Technical debt is a reality that any programmer or programming team needs to face, but it is a reality that comes in many forms. Each team within an organization may see technical debt differently from another, and even individual developers have their point of view when it comes to what technical debt is.
I will not try to give you a definitive definition of technical debt, but I think of it this way...
Technical debt is essentially making trade-offs within an application’s overall quality; and that quality has many different elements, from performance to security to stability to even how well-written it is. Often those trade-offs create issues that will need to be dealt with in the future. Developers almost always have a timeline to get a feature done, and they meet that deadline as best as they can while producing the most stable, resilient, well-written, and secure code possible.
The domino effect
The developer or development team must address all these different elements or attributes of a feature, but often that feature has more requirements than meets the eye. For example, putting a banner onto a website may require several changes. It may require security changes, process changes, or integration with a third-party service.
Because a development team will almost always be working to a deadline, the team will try to complete the feature within a sprint, and it will estimate that it will take however many sprints to complete it. But whilst working on this feature, the team may discover they need to spend more time on making it stable or making sure there is minimal performance overhead. Often the team may need to spend time patching security holes that have just been opened up by the change.
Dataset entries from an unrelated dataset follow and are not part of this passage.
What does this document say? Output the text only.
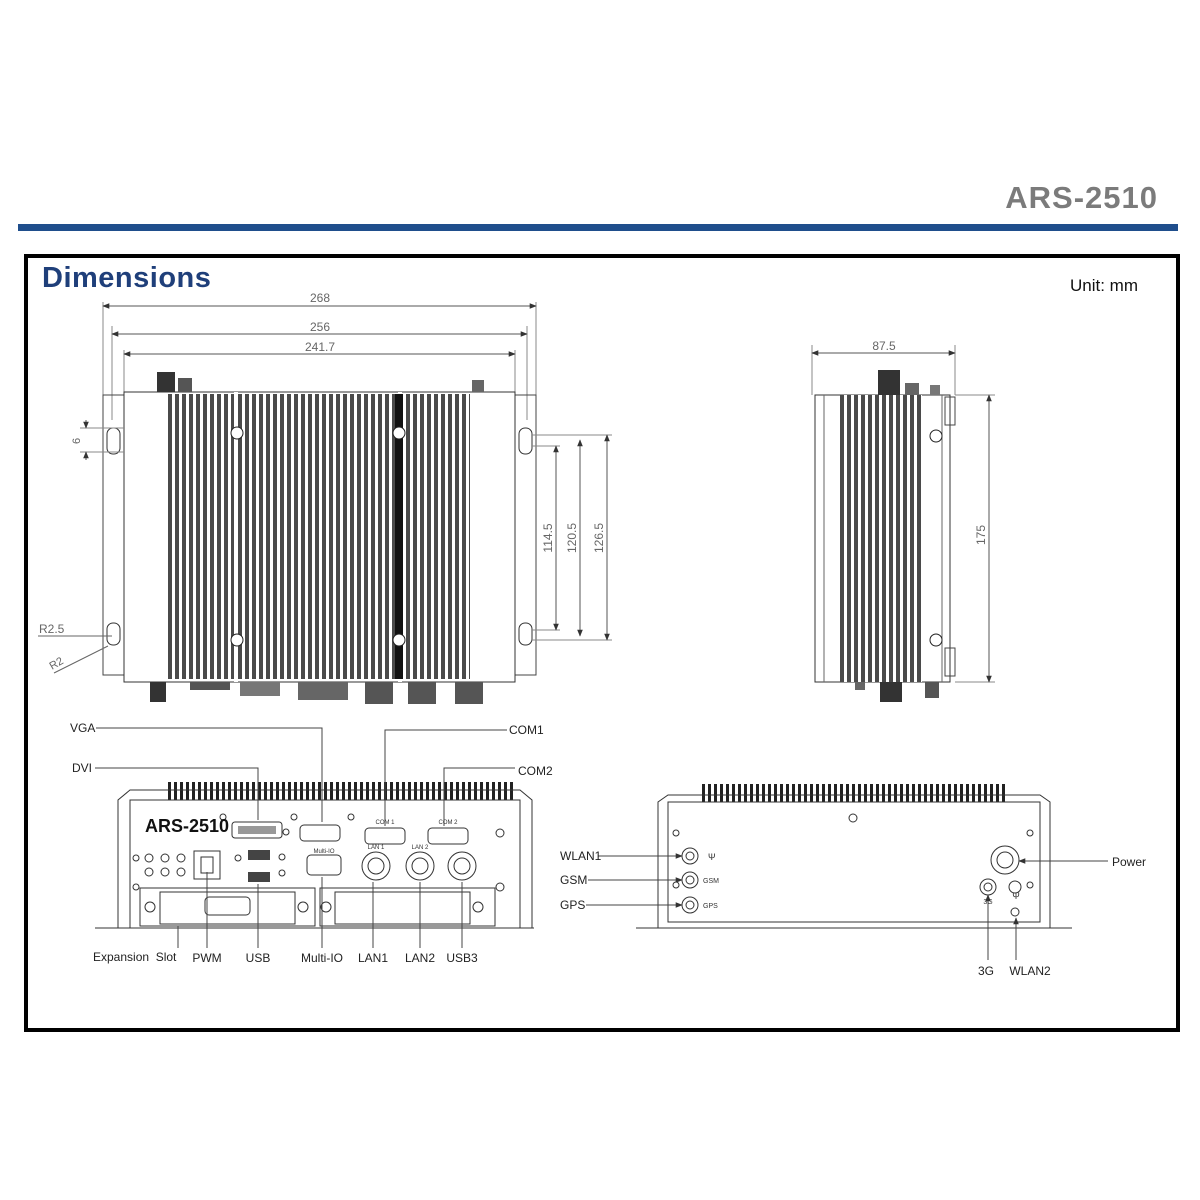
ARS-2510
Dimensions	Unit: mm
268
256
241.7
6
R2.5
R2
114.5 120.5 126.5
87.5
175
ARS-2510	COM 1	COM 2
LAN 1	LAN 2
Multi-IO
VGA
DVI
COM1
COM2
Expansion  Slot PWM USB	Multi-IO LAN1 LAN2 USB3
GSM
GPS
3G
Ψ
Ψ
WLAN1
GSM
GPS
Power
3G WLAN2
Whenever this happens, the team asks the question, “Is this a high enough level problem that we should stop the feature from going to production? Or is this such a low priority issue that we either a) address it as technical debt later, or b) highlight it and put it in the backlog for later?”. Because these trade-offs are constantly happening in any software company, technical debt essentially grows and grows and grows and eventually becomes a much bigger problem.
How to address technical debt
One approach to avoiding technical debt building up to the point where it is a problem is to interleave product sprints with a Hardening Innovation and Planning (HIP) sprint. A common scenario is that a team will do three product sprints of two weeks each and then work on an HIP sprint for one week. The HIP sprint allows the team to catch up on some of those technical debt items that have not been addressed in sprints.
It works really well in all areas because, generally, in the production sprints, the team wants to be fast, active, to be releasing, and pushing the boundaries; it is that high velocity of movement within the teams that gets everyone pumped to effectively achieve the team’s goals.
The HIP sprints work well because it provides relief between the three two-week production sprints. It is not a week to slack off, but it is a week to address some issues, particularly urgent ones, and think about how some other issues should be addressed. Because if they are not addressed in the HIP sprint, they will probably never get addressed. Unfortunately, addressing technical debt often gives the company little short-term benefits other than improving the underlying code. A company is not going to see any significant changes to the application, and it is not going to make more money directly out of reducing technical debt 99 percent of the time. However, the long-term benefits and savings are worth it in terms of making the technical stack more stable, secure, and easier to maintain.
Getting management on board with HIP sprints
Although HIP sprints are highly effective, it can be difficult to get organizations to agree to them because to take out one week out of every seven is a huge expense for the company. It has to pay one week’s wages and have one week of no product changes and releases and so forth. A company is not going to make dollars directly from an HIP sprint, but indirectly, it is going to see improvements in security, so its products are less likely to be vulnerable and attacked. If a team’s focus is to improve performance, it is going to be releasing faster, and there are going to be fewer delays, so that saves time. So, indirectly, there are a lot of benefits, but it can be difficult to quantify and, therefore, to sell to management.
The 5 to 10 percent approach
There’s another approach that is less radical and, as a result, less difficult to sell to management. That is to allocate five to 10 percent of each sprint to addressing technical debt. Unfortunately, the tendency is that everything else in the sprint is addressed first and technical debt is left last or not done at all because there has been an issue which leads to more technical debt and so on. So team leaders really need to be disciplined and ensure that the technical debt items are prioritized - if it’s important enough, such as a huge security vulnerability opened by the most recent piece of work, it should be addressed before any further work is performed.
At the very least, part of the team should work on resolving the issues in parallel. That approach can work, but unfortunately, technical debt often continues to grow in that scenario because it is the lowest priority within a sprint, and the can keeps getting kicked down the road.
All things considered
Whatever the approach, organizations that address technical debt in a structured way end up with higher quality applications that are more secure, more stable, more resilient, and perform better. Development teams are happier because they feel they are producing a quality product and customers are happier because better quality applications are going into production.